I see Object Network objects as having their public state 'animated' by their server.
They should ideally work through state dependency - like a spreadsheet: 'this object's state depends on that object's state'. I've published some detail around this programming model - I call it 'Functional Observer' or 'FOREST' - in a chapter in the book 'REST: From Research to Practice' (plus see http://forest-roa.org - note that I called it the 'Object Web' in some of that older material).
But that whole area is optional: you can animate your objects any way you like behind the Object Network interface. I'm focusing on explaining the simplest patterns first - so only go there if you're up for the advanced material!
InfoQ: What is the current status on the Object Network and what are next steps?
Well it's been mostly ThoughtWorks clients and colleagues that have been involved so far, but I'm seeing a lot of outside interest in the current Object Network blog series. I'm also regularly doing talks and writing articles explaining the ideas - any chance I get! (It's changed name a few times, but now it's gaining traction, I will call it the 'Object Network' from now on.)
I have some Javascript code on GitHub (that needs to be brought up to date) which implements a browser client - an Object Network viewer. This allows you to navigate through the linked objects, picking up changes by polling or refresh. It also understands the various object types, so can offer those functions like viewing contacts on a map. The plan is to also offer this as a Javascript library that can be re-used in dedicated client applications consuming Object Network data. It should also run on the server in Node.js, for normal page assembly.

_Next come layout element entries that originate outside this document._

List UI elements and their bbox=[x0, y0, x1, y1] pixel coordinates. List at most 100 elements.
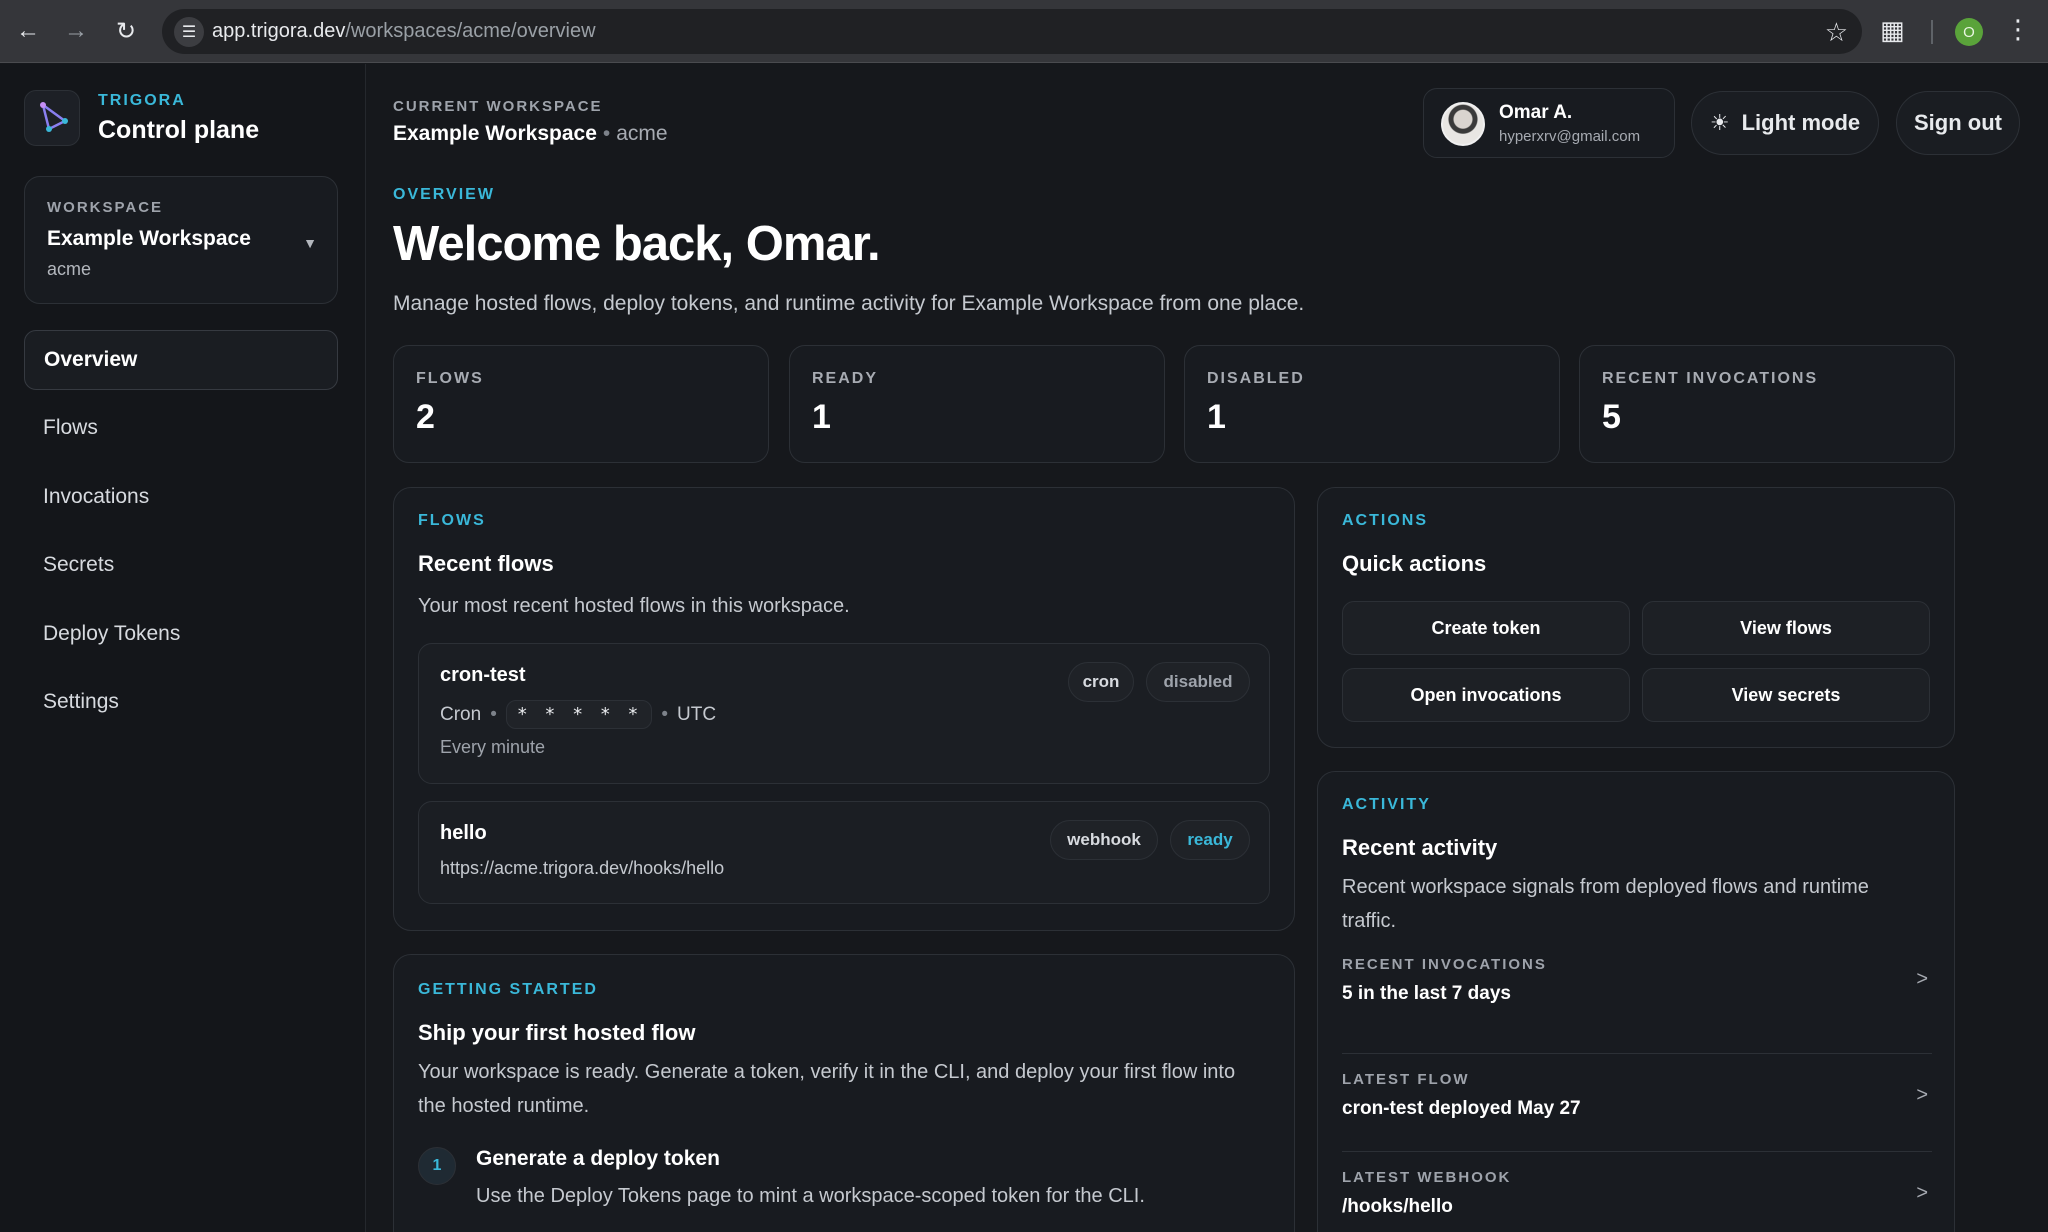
chevron-down-icon: ▼ bbox=[303, 235, 317, 251]
stat-value: 5 bbox=[1602, 398, 1621, 436]
stat-card-flows: FLOWS 2 bbox=[393, 345, 769, 463]
flows-card-description: Your most recent hosted flows in this wo… bbox=[418, 595, 850, 617]
flow-type-badge: cron bbox=[1068, 662, 1134, 702]
create-token-button[interactable]: Create token bbox=[1342, 601, 1630, 655]
profile-avatar[interactable]: O bbox=[1955, 18, 1983, 46]
current-workspace-slug: acme bbox=[616, 122, 668, 145]
flows-section-label: FLOWS bbox=[418, 512, 486, 529]
sidebar-item-settings[interactable]: Settings bbox=[24, 672, 338, 732]
sign-out-button[interactable]: Sign out bbox=[1896, 91, 2020, 155]
view-secrets-button[interactable]: View secrets bbox=[1642, 668, 1930, 722]
brand-name: TRIGORA bbox=[98, 92, 186, 109]
stat-card-disabled: DISABLED 1 bbox=[1184, 345, 1560, 463]
cron-expression: * * * * * bbox=[505, 700, 653, 729]
separator-dot: • bbox=[602, 122, 611, 145]
workspace-label: WORKSPACE bbox=[47, 199, 164, 216]
flow-item-cron-test[interactable]: cron-test Cron • * * * * * • UTC Every m… bbox=[418, 643, 1270, 784]
getting-started-title: Ship your first hosted flow bbox=[418, 1020, 696, 1045]
activity-row-latest-webhook[interactable]: LATEST WEBHOOK /hooks/hello > bbox=[1342, 1152, 1932, 1232]
user-chip[interactable]: Omar A. hyperxrv@gmail.com bbox=[1423, 88, 1675, 158]
quick-actions-card: ACTIONS Quick actions Create token View … bbox=[1317, 487, 1955, 748]
step-title: Generate a deploy token bbox=[476, 1147, 720, 1170]
flow-item-hello[interactable]: hello https://acme.trigora.dev/hooks/hel… bbox=[418, 801, 1270, 904]
page-title: Welcome back, Omar. bbox=[393, 217, 881, 271]
recent-activity-card: ACTIVITY Recent activity Recent workspac… bbox=[1317, 771, 1955, 1232]
user-avatar bbox=[1441, 102, 1485, 146]
workspace-slug: acme bbox=[47, 259, 92, 279]
address-bar[interactable]: ☰ app.trigora.dev/workspaces/acme/overvi… bbox=[162, 9, 1862, 54]
recent-flows-card: FLOWS Recent flows Your most recent host… bbox=[393, 487, 1295, 931]
getting-started-label: GETTING STARTED bbox=[418, 981, 598, 998]
page-subtitle: Manage hosted flows, deploy tokens, and … bbox=[393, 292, 1305, 315]
activity-card-title: Recent activity bbox=[1342, 835, 1498, 860]
current-workspace-label: CURRENT WORKSPACE bbox=[393, 98, 603, 115]
activity-card-description: Recent workspace signals from deployed f… bbox=[1342, 876, 1869, 932]
chevron-right-icon: > bbox=[1916, 1084, 1928, 1106]
step-description: Use the Deploy Tokens page to mint a wor… bbox=[476, 1185, 1145, 1207]
back-icon[interactable]: ← bbox=[12, 15, 44, 47]
sun-icon: ☀ bbox=[1709, 110, 1730, 135]
step-number: 1 bbox=[418, 1147, 456, 1185]
brand-subtitle: Control plane bbox=[98, 116, 260, 144]
bookmark-star-icon[interactable]: ☆ bbox=[1825, 17, 1848, 48]
sidebar-item-deploy-tokens[interactable]: Deploy Tokens bbox=[24, 604, 338, 664]
separator-dot: • bbox=[661, 703, 669, 725]
getting-started-description: Your workspace is ready. Generate a toke… bbox=[418, 1061, 1236, 1117]
extensions-icon[interactable]: ▦ bbox=[1880, 15, 1905, 46]
sidebar-item-flows[interactable]: Flows bbox=[24, 398, 338, 458]
trigora-logo-icon bbox=[24, 90, 80, 146]
stat-value: 2 bbox=[416, 398, 435, 436]
activity-row-recent-invocations[interactable]: RECENT INVOCATIONS 5 in the last 7 days … bbox=[1342, 956, 1932, 1054]
separator-dot: • bbox=[490, 703, 497, 725]
chevron-right-icon: > bbox=[1916, 1182, 1928, 1204]
flow-schedule: Cron • * * * * * • UTC bbox=[440, 700, 716, 729]
current-workspace: Example Workspace • acme bbox=[393, 122, 668, 146]
browser-toolbar: ← → ↻ ☰ app.trigora.dev/workspaces/acme/… bbox=[0, 0, 2048, 63]
flow-name: hello bbox=[440, 822, 487, 844]
flow-status-badge: ready bbox=[1170, 820, 1250, 860]
light-mode-label: Light mode bbox=[1741, 110, 1861, 135]
activity-value: /hooks/hello bbox=[1342, 1196, 1453, 1217]
flow-schedule-description: Every minute bbox=[440, 737, 546, 757]
stat-label: RECENT INVOCATIONS bbox=[1602, 370, 1819, 387]
actions-section-label: ACTIONS bbox=[1342, 512, 1428, 529]
browser-menu-icon[interactable]: ⋮ bbox=[2005, 14, 2031, 45]
activity-value: cron-test deployed May 27 bbox=[1342, 1098, 1581, 1119]
stat-label: FLOWS bbox=[416, 370, 484, 387]
flow-webhook-url: https://acme.trigora.dev/hooks/hello bbox=[440, 858, 725, 878]
workspace-switcher[interactable]: WORKSPACE Example Workspace acme ▼ bbox=[24, 176, 338, 304]
light-mode-button[interactable]: ☀ Light mode bbox=[1691, 91, 1879, 155]
chevron-right-icon: > bbox=[1916, 968, 1928, 990]
getting-started-card: GETTING STARTED Ship your first hosted f… bbox=[393, 954, 1295, 1232]
site-settings-icon[interactable]: ☰ bbox=[174, 17, 204, 47]
activity-label: LATEST WEBHOOK bbox=[1342, 1169, 1512, 1186]
forward-icon[interactable]: → bbox=[60, 15, 92, 47]
flow-type: Cron bbox=[440, 703, 482, 725]
url-text[interactable]: app.trigora.dev/workspaces/acme/overview bbox=[212, 20, 596, 43]
stat-card-recent-invocations: RECENT INVOCATIONS 5 bbox=[1579, 345, 1955, 463]
sidebar-item-invocations[interactable]: Invocations bbox=[24, 467, 338, 527]
reload-icon[interactable]: ↻ bbox=[110, 15, 142, 47]
sidebar-item-secrets[interactable]: Secrets bbox=[24, 535, 338, 595]
current-workspace-name: Example Workspace bbox=[393, 122, 597, 145]
activity-section-label: ACTIVITY bbox=[1342, 796, 1431, 813]
flow-status-badge: disabled bbox=[1146, 662, 1250, 702]
flow-name: cron-test bbox=[440, 664, 526, 686]
actions-card-title: Quick actions bbox=[1342, 551, 1487, 576]
activity-value: 5 in the last 7 days bbox=[1342, 983, 1511, 1004]
stat-label: READY bbox=[812, 370, 879, 387]
toolbar-divider bbox=[1931, 20, 1933, 44]
stat-value: 1 bbox=[1207, 398, 1226, 436]
open-invocations-button[interactable]: Open invocations bbox=[1342, 668, 1630, 722]
stat-value: 1 bbox=[812, 398, 831, 436]
view-flows-button[interactable]: View flows bbox=[1642, 601, 1930, 655]
flow-type-badge: webhook bbox=[1050, 820, 1158, 860]
overview-label: OVERVIEW bbox=[393, 186, 495, 203]
activity-row-latest-flow[interactable]: LATEST FLOW cron-test deployed May 27 > bbox=[1342, 1054, 1932, 1152]
flow-timezone: UTC bbox=[677, 703, 717, 725]
activity-label: RECENT INVOCATIONS bbox=[1342, 956, 1547, 973]
stat-label: DISABLED bbox=[1207, 370, 1305, 387]
flows-card-title: Recent flows bbox=[418, 551, 554, 576]
activity-label: LATEST FLOW bbox=[1342, 1071, 1470, 1088]
sidebar-item-overview[interactable]: Overview bbox=[24, 330, 338, 390]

Looking further out, I have a Java codebase also on GitHub called 'NetMash' which has an Android Object Network viewer and a server. That's much more experimental right now: it has more advanced features in it around asynchronous and bidirectional updates of data.
InfoQ: How can one get involved in the the Object Network project?

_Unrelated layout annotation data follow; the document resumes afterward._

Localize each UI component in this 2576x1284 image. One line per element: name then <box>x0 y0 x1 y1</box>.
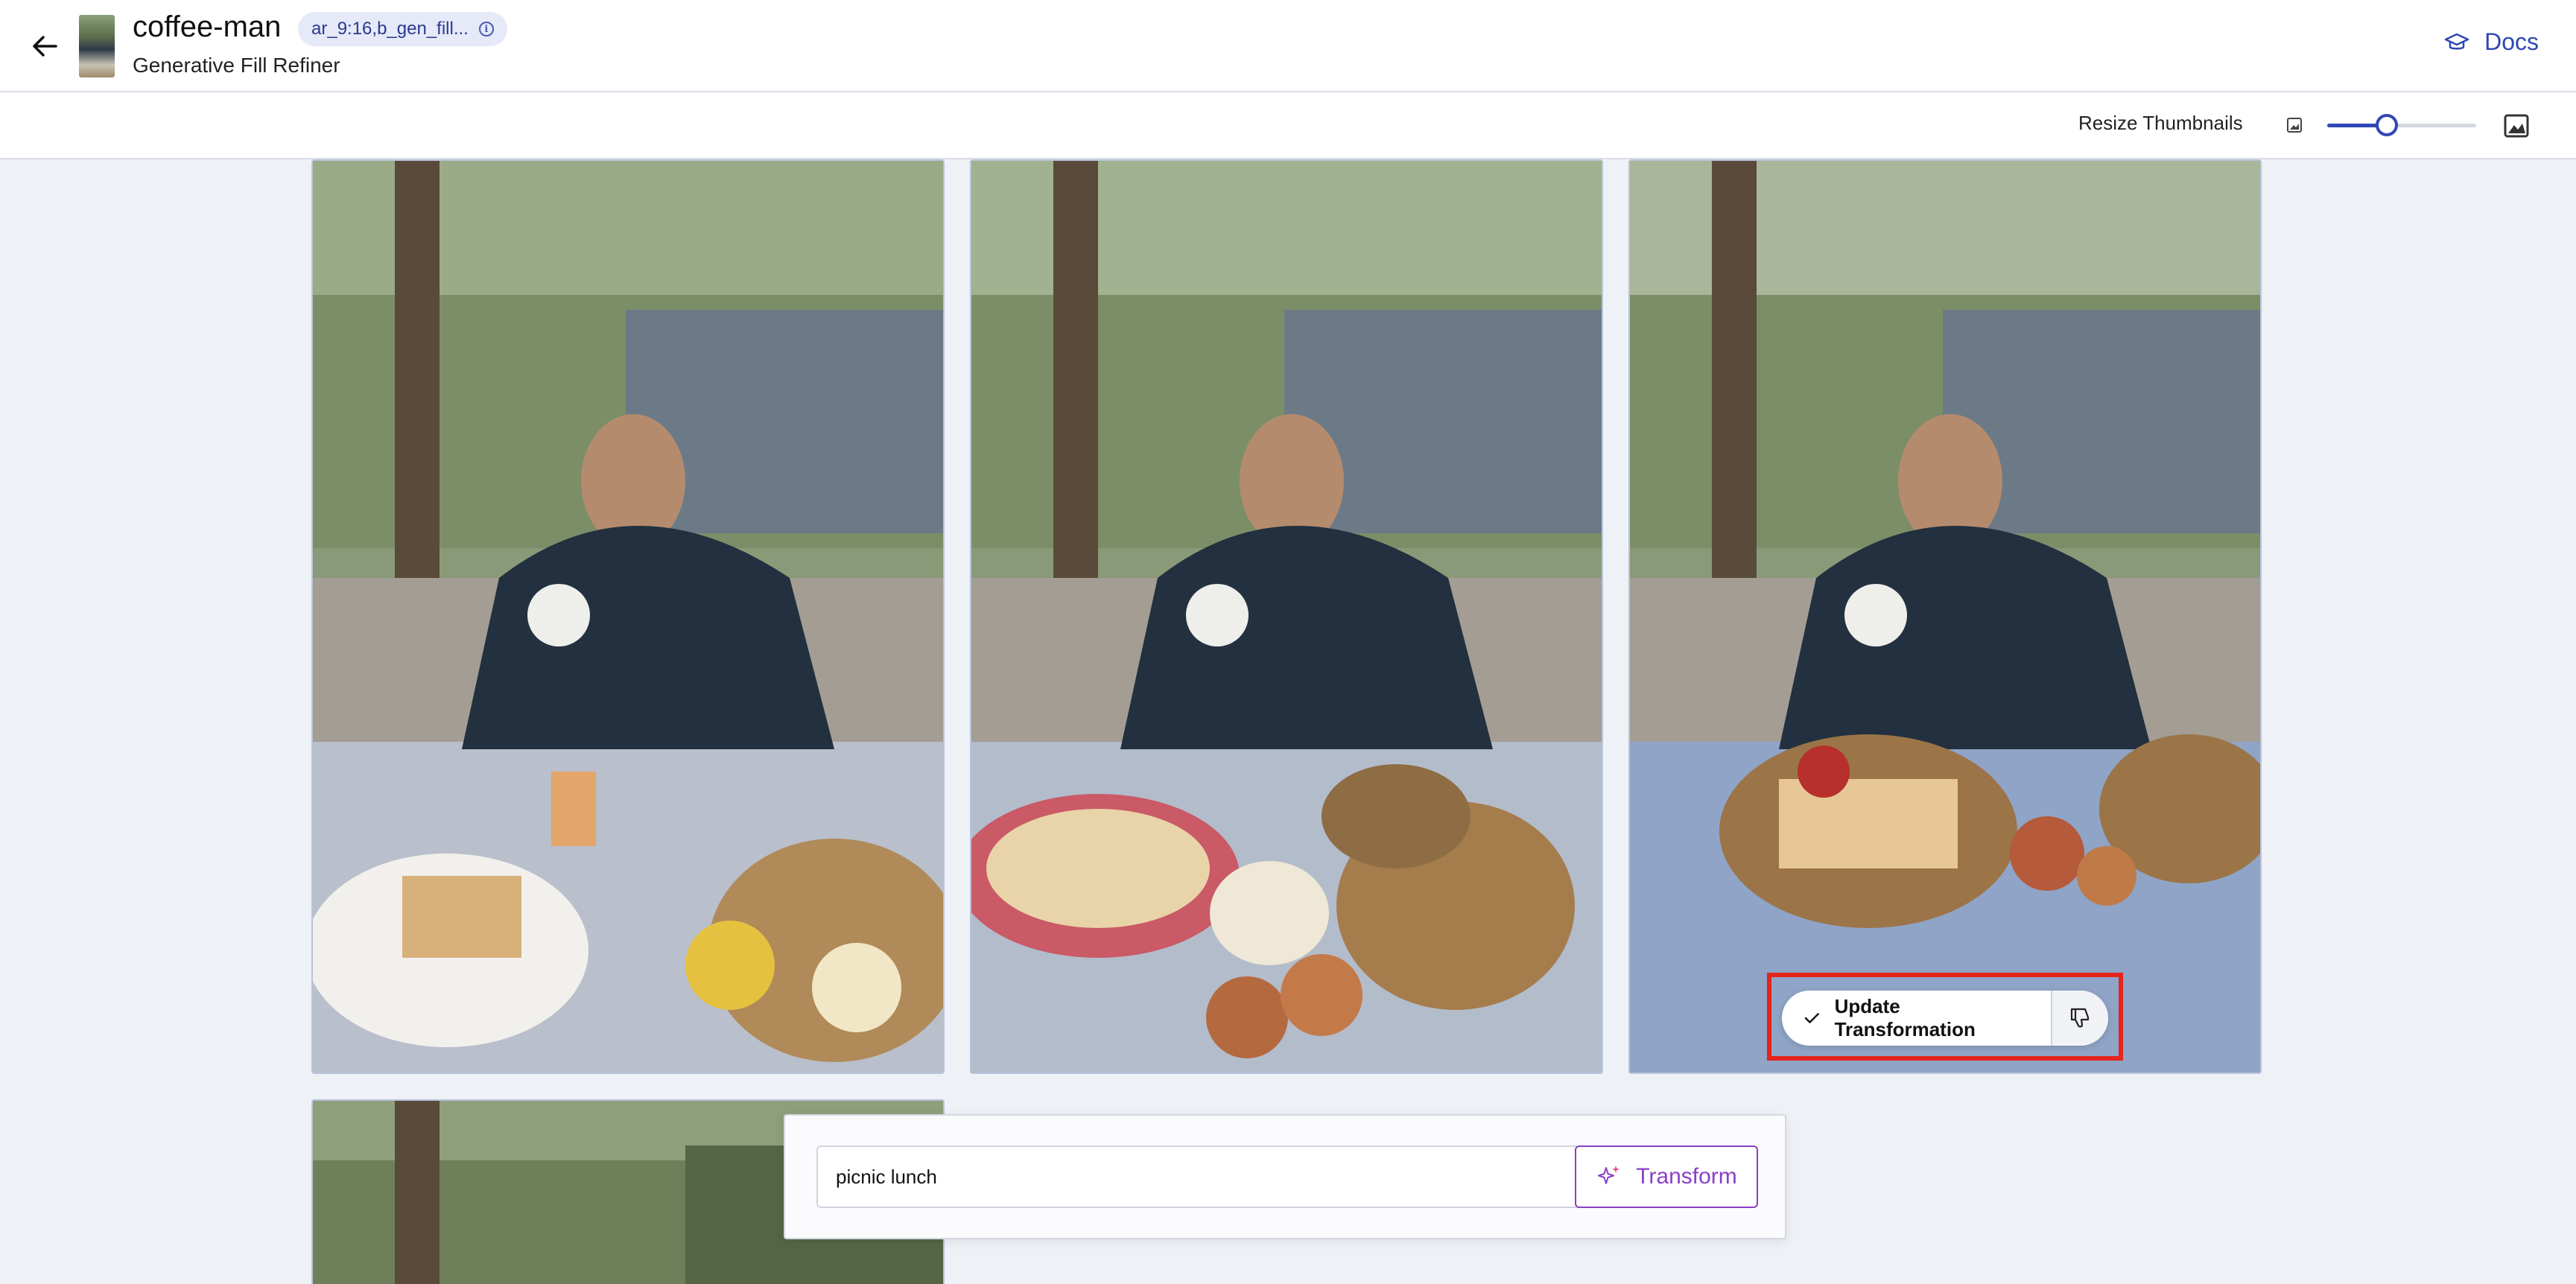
update-transformation-pill: Update Transformation <box>1782 991 2108 1046</box>
resize-thumbnails-label: Resize Thumbnails <box>2078 112 2243 134</box>
graduation-cap-icon <box>2444 33 2469 49</box>
result-thumbnail[interactable] <box>970 159 1603 1074</box>
prompt-input[interactable] <box>816 1145 1602 1208</box>
result-image <box>313 161 943 1072</box>
docs-link[interactable]: Docs <box>2444 28 2539 56</box>
docs-label: Docs <box>2484 28 2539 55</box>
transform-label: Transform <box>1636 1164 1737 1189</box>
checkmark-icon <box>1804 1013 1819 1023</box>
update-transformation-button[interactable]: Update Transformation <box>1782 991 2051 1046</box>
update-transformation-highlight: Update Transformation <box>1767 973 2123 1061</box>
slider-handle[interactable] <box>2376 114 2398 136</box>
thumbnail-toolbar: Resize Thumbnails <box>0 92 2576 159</box>
transformation-chip[interactable]: ar_9:16,b_gen_fill... i <box>298 12 507 46</box>
thumbnail-size-slider[interactable] <box>2327 113 2476 137</box>
large-image-icon[interactable] <box>2503 113 2530 139</box>
transform-button[interactable]: Transform <box>1575 1145 1758 1208</box>
page-subtitle: Generative Fill Refiner <box>133 54 340 77</box>
thumbs-down-icon <box>2071 1008 2090 1028</box>
result-thumbnail[interactable] <box>1628 159 2262 1074</box>
sparkles-icon <box>1598 1166 1620 1184</box>
result-image <box>971 161 1602 1072</box>
asset-thumbnail <box>79 15 115 77</box>
small-image-icon[interactable] <box>2285 115 2303 136</box>
asset-title: coffee-man <box>133 10 282 43</box>
info-icon[interactable]: i <box>478 22 494 36</box>
result-thumbnail[interactable] <box>311 159 945 1074</box>
update-transformation-label: Update Transformation <box>1834 995 1976 1040</box>
arrow-left-icon <box>33 36 57 57</box>
transformation-chip-label: ar_9:16,b_gen_fill... <box>311 19 469 39</box>
dislike-button[interactable] <box>2050 991 2108 1046</box>
back-button[interactable] <box>25 28 64 64</box>
app-header: coffee-man ar_9:16,b_gen_fill... i Gener… <box>0 0 2576 92</box>
result-image <box>1630 161 2260 1072</box>
prompt-bar: Transform <box>784 1114 1786 1239</box>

Mandatory actions are: (1) Join the Google Group and (2) Follow the blog series as it's written!
Then get publishing! It's really simple - you can use your existing Web stack with simple JSON templates, or even publish static or pre-generated JSON files. Like I said, the first data we need to publish is that available already in less accessible forms. We'll need to work on some server-side framework or library support, no doubt, to ease publishing.
Then we can view it all in the Javascript viewer, or you can start writing special apps based on the Javascript library code - when that's ready. Of course, I could absolutely use the skills of a Javascript expert to work with me on that code.